School of Medicine, Medical Sciences and Nutrition, University of Aberdeen, Aberdeen, UK.
Immunology Division, Pathology Department, University of Cambridge, Cambridge, UK.
Br J Haematol. 2021 Jun;193(5):946-950. doi: 10.1111/bjh.17496. Epub 2021 May 5.
Sialic acid-binding immunoglobulin-like lectin (Siglec)-15 has recently been identified as a critical tumour checkpoint, augmenting the expression and function of programmed death-ligand 1. We raised a monoclonal antibody, A9E8, specific for Siglec-15 using phage display.
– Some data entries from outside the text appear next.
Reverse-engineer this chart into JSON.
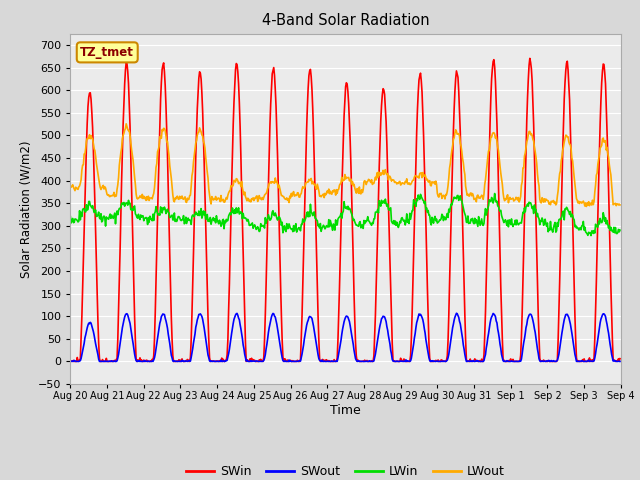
{
  "title": "4-Band Solar Radiation",
  "xlabel": "Time",
  "ylabel": "Solar Radiation (W/m2)",
  "annotation": "TZ_tmet",
  "ylim": [
    -50,
    725
  ],
  "yticks": [
    -50,
    0,
    50,
    100,
    150,
    200,
    250,
    300,
    350,
    400,
    450,
    500,
    550,
    600,
    650,
    700
  ],
  "colors": {
    "SWin": "#ff0000",
    "SWout": "#0000ff",
    "LWin": "#00dd00",
    "LWout": "#ffaa00"
  },
  "line_width": 1.2,
  "bg_color": "#d8d8d8",
  "plot_bg_color": "#ebebeb",
  "grid_color": "#ffffff",
  "annotation_bg": "#ffff99",
  "annotation_border": "#cc8800",
  "swin_peaks": [
    600,
    660,
    655,
    640,
    655,
    650,
    645,
    615,
    605,
    635,
    640,
    665,
    665,
    660,
    655
  ],
  "swout_peaks": [
    85,
    105,
    105,
    105,
    105,
    105,
    100,
    100,
    100,
    105,
    105,
    105,
    105,
    105,
    105
  ],
  "lwin_base": [
    315,
    320,
    315,
    310,
    308,
    295,
    295,
    300,
    308,
    315,
    315,
    308,
    305,
    298,
    285
  ],
  "lwin_peak_add": [
    30,
    30,
    20,
    20,
    25,
    30,
    35,
    40,
    50,
    50,
    50,
    50,
    45,
    35,
    30
  ],
  "lwout_night": [
    385,
    365,
    360,
    358,
    358,
    360,
    368,
    375,
    398,
    395,
    368,
    362,
    358,
    352,
    348
  ],
  "lwout_day_peak": [
    500,
    520,
    515,
    515,
    400,
    400,
    400,
    408,
    418,
    412,
    508,
    505,
    505,
    498,
    490
  ],
  "tick_labels": [
    "Aug 20",
    "Aug 21",
    "Aug 22",
    "Aug 23",
    "Aug 24",
    "Aug 25",
    "Aug 26",
    "Aug 27",
    "Aug 28",
    "Aug 29",
    "Aug 30",
    "Aug 31",
    "Sep 1",
    "Sep 2",
    "Sep 3",
    "Sep 4"
  ]
}
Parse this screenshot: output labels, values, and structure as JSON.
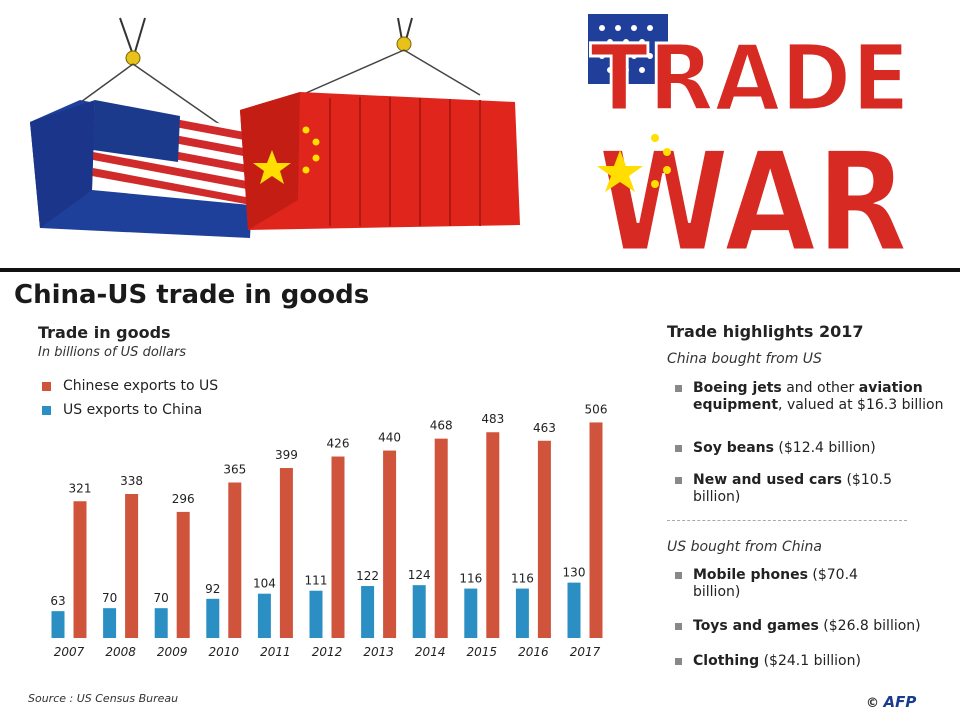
{
  "banner": {
    "trade_word": "TRADE",
    "war_word": "WAR"
  },
  "page": {
    "title": "China-US trade in goods"
  },
  "chart_data": {
    "type": "bar",
    "title": "Trade in goods",
    "subtitle": "In billions of US dollars",
    "categories": [
      "2007",
      "2008",
      "2009",
      "2010",
      "2011",
      "2012",
      "2013",
      "2014",
      "2015",
      "2016",
      "2017"
    ],
    "series": [
      {
        "name": "Chinese exports to US",
        "color": "#d0533c",
        "values": [
          321,
          338,
          296,
          365,
          399,
          426,
          440,
          468,
          483,
          463,
          506
        ]
      },
      {
        "name": "US exports to China",
        "color": "#2b8fc4",
        "values": [
          63,
          70,
          70,
          92,
          104,
          111,
          122,
          124,
          116,
          116,
          130
        ]
      }
    ],
    "legend_position": "top-left",
    "grid": false
  },
  "highlights": {
    "title": "Trade highlights 2017",
    "china_heading": "China bought from US",
    "china_items": [
      {
        "bold": "Boeing jets",
        "mid": " and other ",
        "bold2": "aviation equipment",
        "rest": ", valued at $16.3 billion"
      },
      {
        "bold": "Soy beans",
        "rest": " ($12.4 billion)"
      },
      {
        "bold": "New and used cars",
        "rest": " ($10.5 billion)"
      }
    ],
    "us_heading": "US bought from China",
    "us_items": [
      {
        "bold": "Mobile phones",
        "rest": " ($70.4 billion)"
      },
      {
        "bold": "Toys and games",
        "rest": " ($26.8 billion)"
      },
      {
        "bold": "Clothing",
        "rest": " ($24.1 billion)"
      }
    ]
  },
  "footer": {
    "source": "Source : US Census Bureau",
    "copyright": "©",
    "agency": "AFP"
  }
}
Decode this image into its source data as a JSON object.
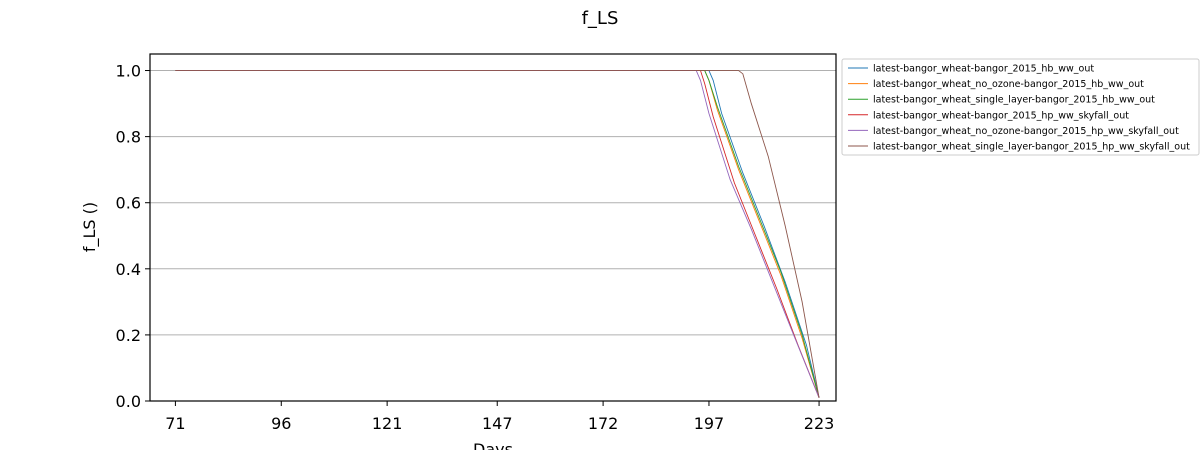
{
  "chart_data": {
    "type": "line",
    "title": "f_LS",
    "xlabel": "Days",
    "ylabel": "f_LS ()",
    "xlim": [
      65,
      227
    ],
    "ylim": [
      0.0,
      1.05
    ],
    "xticks": [
      71,
      96,
      121,
      147,
      172,
      197,
      223
    ],
    "xtick_labels": [
      "71",
      "96",
      "121",
      "147",
      "172",
      "197",
      "223"
    ],
    "yticks": [
      0.0,
      0.2,
      0.4,
      0.6,
      0.8,
      1.0
    ],
    "ytick_labels": [
      "0.0",
      "0.2",
      "0.4",
      "0.6",
      "0.8",
      "1.0"
    ],
    "grid": "horizontal",
    "legend_position": "outside-upper-right",
    "series": [
      {
        "name": "latest-bangor_wheat-bangor_2015_hb_ww_out",
        "color": "#1f77b4",
        "x": [
          71,
          197,
          198,
          200,
          205,
          210,
          215,
          220,
          223
        ],
        "y": [
          1.0,
          1.0,
          0.97,
          0.87,
          0.69,
          0.53,
          0.36,
          0.17,
          0.01
        ]
      },
      {
        "name": "latest-bangor_wheat_no_ozone-bangor_2015_hb_ww_out",
        "color": "#ff7f0e",
        "x": [
          71,
          196,
          197,
          199,
          204,
          209,
          214,
          219,
          223
        ],
        "y": [
          1.0,
          1.0,
          0.97,
          0.88,
          0.7,
          0.54,
          0.38,
          0.19,
          0.01
        ]
      },
      {
        "name": "latest-bangor_wheat_single_layer-bangor_2015_hb_ww_out",
        "color": "#2ca02c",
        "x": [
          71,
          196,
          197,
          199,
          204,
          209,
          214,
          219,
          223
        ],
        "y": [
          1.0,
          1.0,
          0.97,
          0.89,
          0.71,
          0.55,
          0.39,
          0.2,
          0.01
        ]
      },
      {
        "name": "latest-bangor_wheat-bangor_2015_hp_ww_skyfall_out",
        "color": "#d62728",
        "x": [
          71,
          195,
          196,
          198,
          203,
          208,
          213,
          218,
          223
        ],
        "y": [
          1.0,
          1.0,
          0.96,
          0.86,
          0.66,
          0.5,
          0.34,
          0.17,
          0.01
        ]
      },
      {
        "name": "latest-bangor_wheat_no_ozone-bangor_2015_hp_ww_skyfall_out",
        "color": "#9467bd",
        "x": [
          71,
          194,
          195,
          197,
          202,
          207,
          212,
          217,
          223
        ],
        "y": [
          1.0,
          1.0,
          0.97,
          0.87,
          0.67,
          0.52,
          0.36,
          0.2,
          0.01
        ]
      },
      {
        "name": "latest-bangor_wheat_single_layer-bangor_2015_hp_ww_skyfall_out",
        "color": "#8c564b",
        "x": [
          71,
          204,
          205,
          207,
          211,
          215,
          219,
          223
        ],
        "y": [
          1.0,
          1.0,
          0.99,
          0.9,
          0.74,
          0.53,
          0.3,
          0.01
        ]
      }
    ]
  }
}
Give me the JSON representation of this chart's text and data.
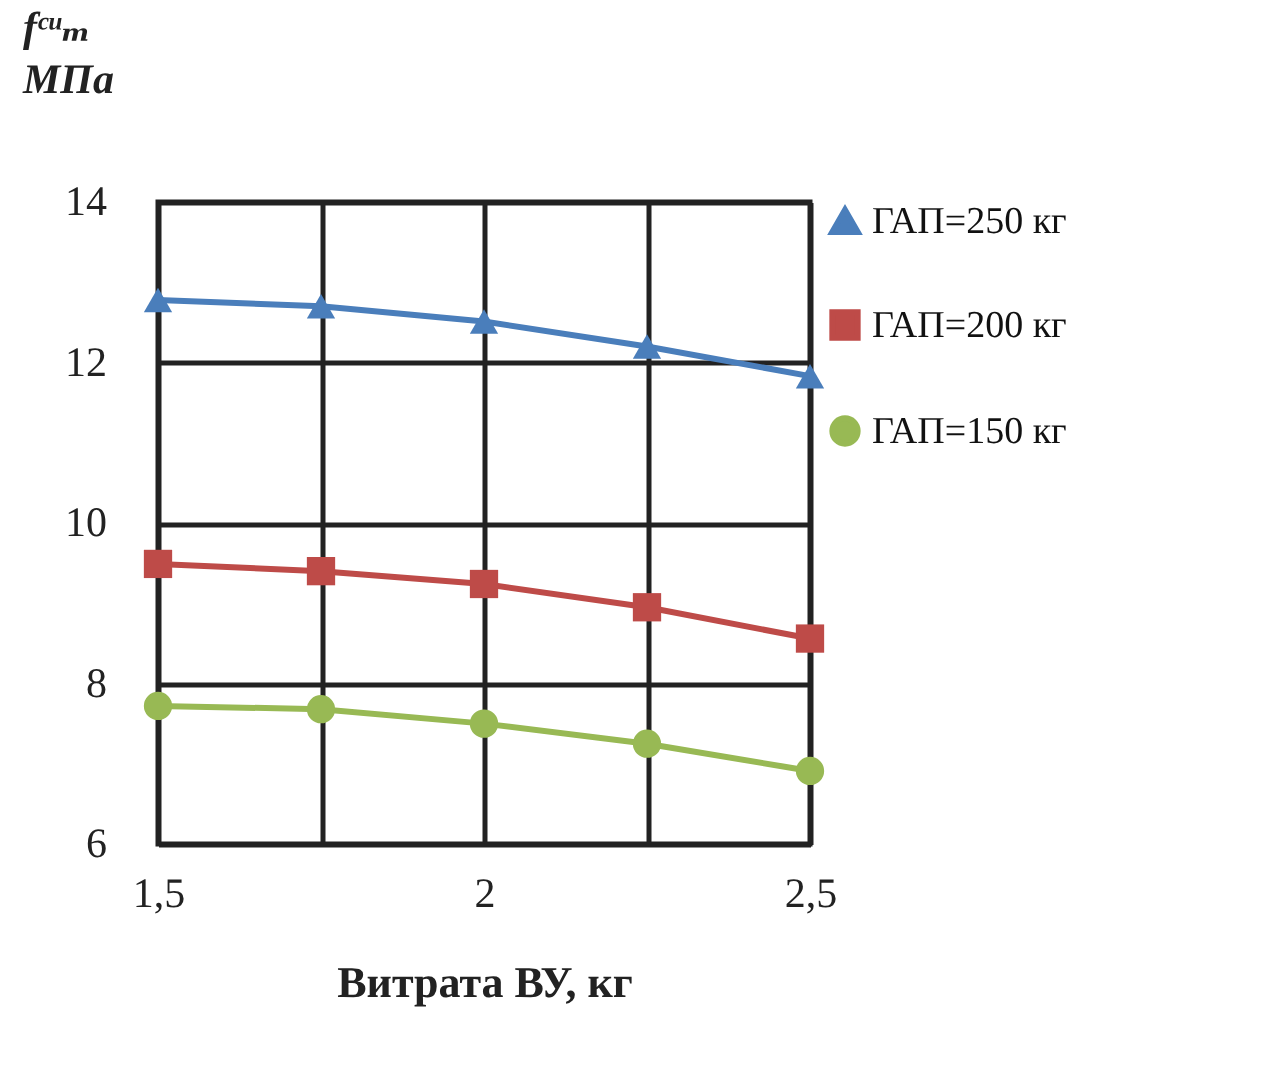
{
  "chart_data": {
    "type": "line",
    "xlabel": "Витрата ВУ, кг",
    "ylabel": "fᶜᵘₘ\nМПа",
    "x": [
      1.5,
      1.75,
      2,
      2.25,
      2.5
    ],
    "series": [
      {
        "name": "ГАП=250 кг",
        "color": "#4a7ebb",
        "marker": "triangle",
        "values": [
          12.78,
          12.7,
          12.51,
          12.2,
          11.83
        ]
      },
      {
        "name": "ГАП=200 кг",
        "color": "#be4b48",
        "marker": "square",
        "values": [
          9.49,
          9.4,
          9.24,
          8.95,
          8.56
        ]
      },
      {
        "name": "ГАП=150 кг",
        "color": "#98b954",
        "marker": "circle",
        "values": [
          7.72,
          7.68,
          7.5,
          7.25,
          6.91
        ]
      }
    ],
    "xlim": [
      1.5,
      2.5
    ],
    "xticks": [
      {
        "value": 1.5,
        "label": "1,5"
      },
      {
        "value": 1.75,
        "label": null
      },
      2,
      {
        "value": 2.25,
        "label": null
      },
      {
        "value": 2.5,
        "label": "2,5"
      }
    ],
    "ylim": [
      6,
      14
    ],
    "yticks": [
      6,
      8,
      10,
      12,
      14
    ],
    "grid": true,
    "legend": "right",
    "line_style": "solid"
  }
}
A9E8 stained myeloid leukaemia cell lines and peripheral cluster of differentiation (CD)33 blasts and CD34 leukaemia stem cells from patients with acute myeloid leukaemia (AML). By contrast, there was minimal expression on healthy donor leucocytes or CD34 stem cells from non-AML donors, suggesting targeting Siglec-15 may have significant therapeutic advantages over its fellow Siglec CD33. After binding, A9E8 was rapidly internalised (half-life of 180 s) into K562 cells. Antibodies to Siglec-15 therefore hold therapeutic potential for AML treatment.
唾液酸结合免疫球蛋白样凝集素(Siglec)-15 最近被确定为一个关键的肿瘤检查点,增强了程序性死亡配体 1 的表达和功能。我们使用噬菌体展示技术,针对 Siglec-15 产生了一种单克隆抗体 A9E8。A9E8 染色髓系白血病细胞系和外周分化簇 (CD)33 原始细胞以及急性髓系白血病 (AML)患者的 CD34 白血病干细胞。相比之下,健康供体白细胞或非 AML 供体的 CD34 干细胞上的表达很少,这表明针对 Siglec-15 的治疗可能比其同类 Siglec CD33 具有显著的治疗优势。结合后,A9E8 迅速被内化(半衰期为 180s)进入 K562 细胞。因此,针对 Siglec-15 的抗体具有治疗 AML 的潜力。